The haunting at LHS
October 31, 2018
Math depart. competes in annual themed costume competition
Lafayette’s Mathematics Department has gained a bit of a reputation for the creative group costumes they roll out each year in time for Halloween. Some of their most memorable costume from previous years have included, Domino’s, Emoji and even contestants from the bachelor.
Math teacher Seth Atkins has participated in the costumes for the years he has been teaching here.
“We were dominoes my first year, it was my favorite. It was easy but also kinda unique,” Atkins said.
According to math teacher Maria Koziatek, “[The Mathematics staff] discusses ideas for themes while at lunch, before moving on and working to create costumes. Some of the teachers are really creative and think of amazing ideas.”
Each year departments show off their creative ideas at the staff Halloween party.
“In the past we all dressed up as emojis and I thought that was a pretty neat costume idea and we all had our favorite emoji,” Jason Schneider, math teacher, said.
The mathematics department doesn’t make the costumes mandatory,
but they do invite all of their teachers to join in.
Koziatek said, “Whoever wants to join us is free to do so. [The costumes] are done 100% just for fun. We obviously have
some teachers who are more into it than others, but the department as a whole has a lot of fun with it.”
The tradition of dressing up has been going on longer than the math department remembers, however, the new addition was the competition and Halloween party.
The hallow-day through the ages
The origins of Halloween can be traced back roughly 2,000 years to the ancient Celtic celebration of Samhain. Celebrated on the night before the new year, Samhain represents the one time of the year when the veil between life and death is dropped, allowing spirits to cross freely between both worlds. The Celtic people would light huge bonfires throughout the night in celebration, and wear a variety of frightening costumes in hopes of keeping the less than friendly spirits at bay.
In the next thousand years or so, the celebration of Samhain is combined with a number of other similar holidays. The first fusion takes place in 43 A.D. when the Roman Empire has just finished conquering the majority of the Celtic peoples land.
During the empire’s rule, two Roman holidays end up being blended into Samhain. Feralia, which celebrates the passing of the dead, and Pomona, a day honoring the Roman Goddess of fruit and trees.
Fast forward to 1000 A.D. and the Christian church has spread throughout a majority of Celtic lands. The church decides to throw a third and fourth holiday into the mix, All Souls Day and All Saints Day.

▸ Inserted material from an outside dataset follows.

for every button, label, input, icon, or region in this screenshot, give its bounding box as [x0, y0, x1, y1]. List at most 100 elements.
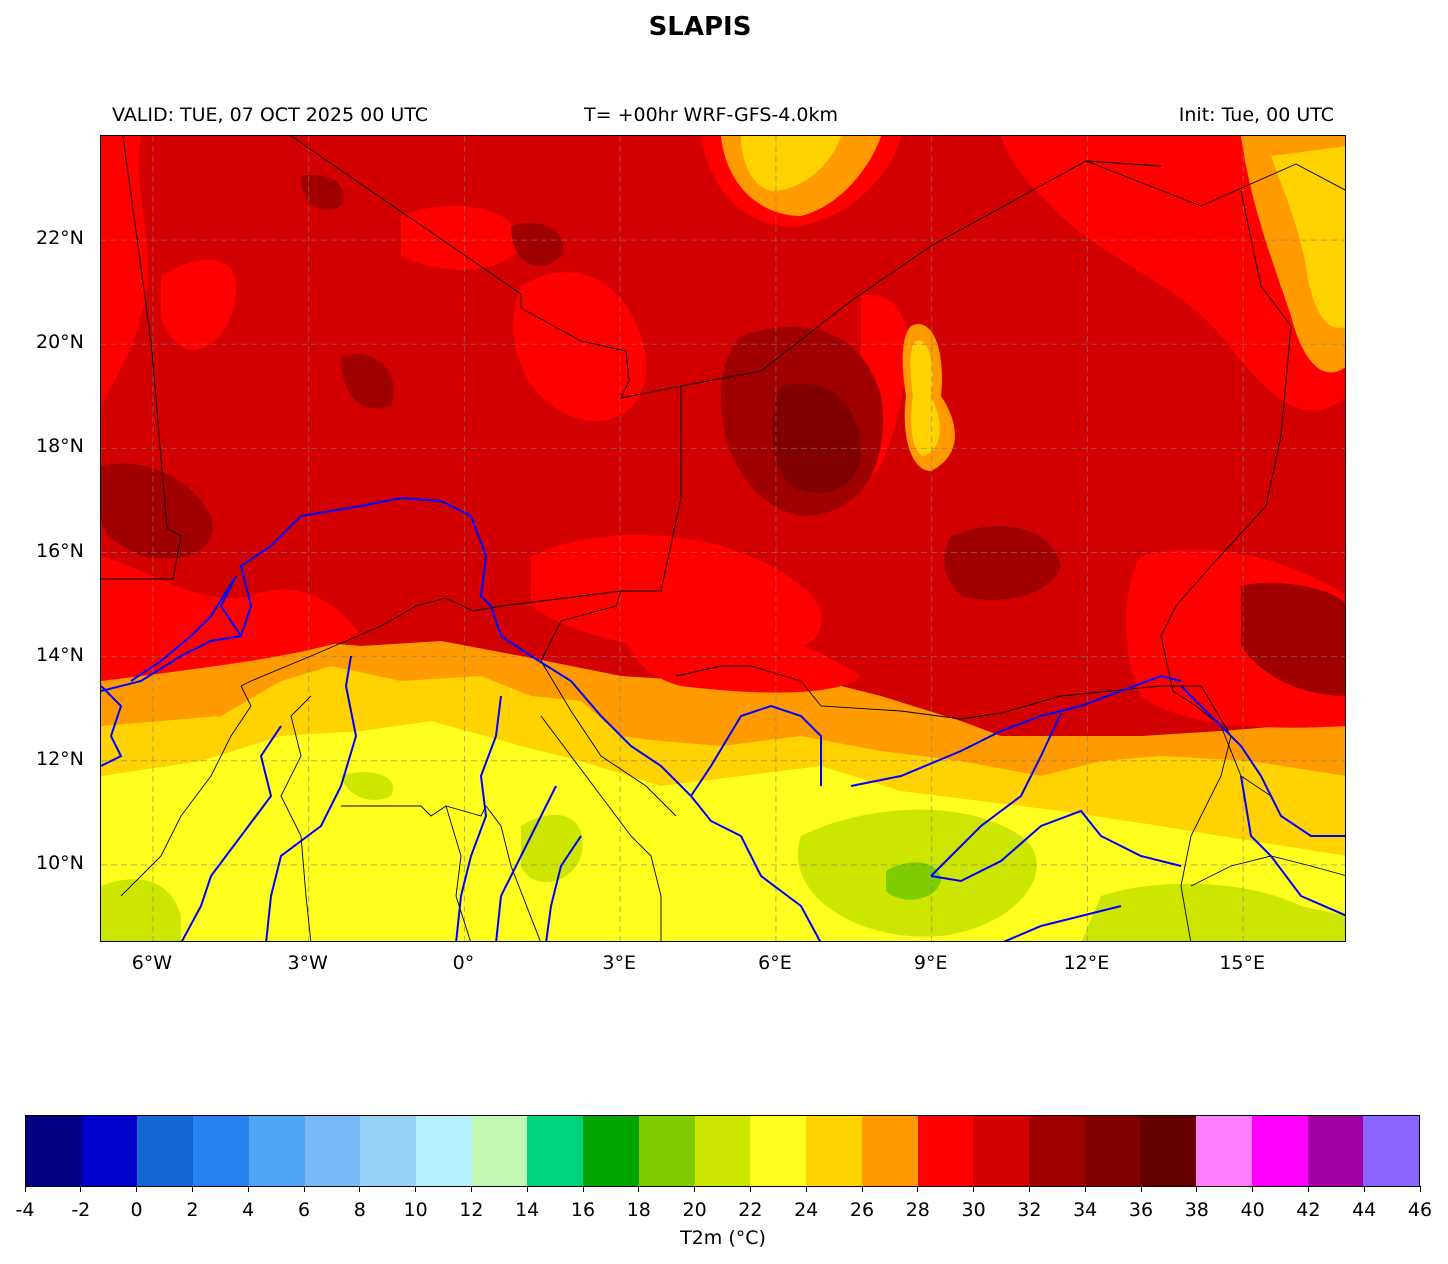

According to The History Channel, “It’s widely believed today that the church was attempting to replace the Celtic festival of the dead with a related church-sanctioned holiday.”
All Saints Day was celebrated with a festival on November 1st, while All Souls Day was celebrated November 2nd, and in a very similar fashion to Samhain. All Souls Day mostly consisted of large bonfires and parades of people in unnerving costumes depicting angels and devils.
Citizens eventually took to calling the night before celebrations for All Saints Day started All-Hallows Eve. A night that in the future would come to be called Halloween.
Halloween hit a rocky start when it first debuted in the Americas due to the strict Protestant beliefs of the New England colonies. Although the holiday was somewhat known in the southern colonies, with festive neighborhood gatherings to celebrate the harvest, it didn’t gain much popularity until later in our history, when early Irish immigrants fleeing the Potato Famine helped to normalize the traditions.
Within the next hundred years or so, a new kind of Halloween began to emerge. By the 1800’s America is seen to be actively moving away from the old “Halloween” traditions of pagan witchcraft, ghosts, and trickery and into our modern community celebrations of parades, candy, and parties.
It’s not until the 1920’s that Halloween has almost fully moved away from its religious beginnings and into a community celebrated event, and not until the 1950’s that Halloween begins making an effort to move away from an all-ages celebration and focus more fully on younger generations.
The most haunted places in St. Louis
Lemp Mansion: St. Louis, Mo – A historical home and hotel where four members of the Lemp family committed suicide and two died under suspicious circumstances. The home is believed to be haunted.
The Exorcist House And Alexian Brothers Hospital: Bel-Aire, Mo & St. Louis, Mo – The three-month exorcism of 14-year-old Roland Doe that took place in these two locations during 1949 inspired the popular book and horror movie “The Exorcist.”
Zombie Road: Wildwood, Mo – A supposedly haunted trail with tales of phantom children, shadow people who watch you from the edge of the woods, and tortured spirits surrounding the trail with an air of chilling mystery.
Jefferson Barracks & Jefferson Barracks National Cemetery: St. Louis, Mo – Jefferson Barracks was an active military post for 120 years, so it’s no surprise that it has its fair share of ghost stories. Visitors have reported seeing a little girl wandering through the tombstones and soldiers who come out at sundown.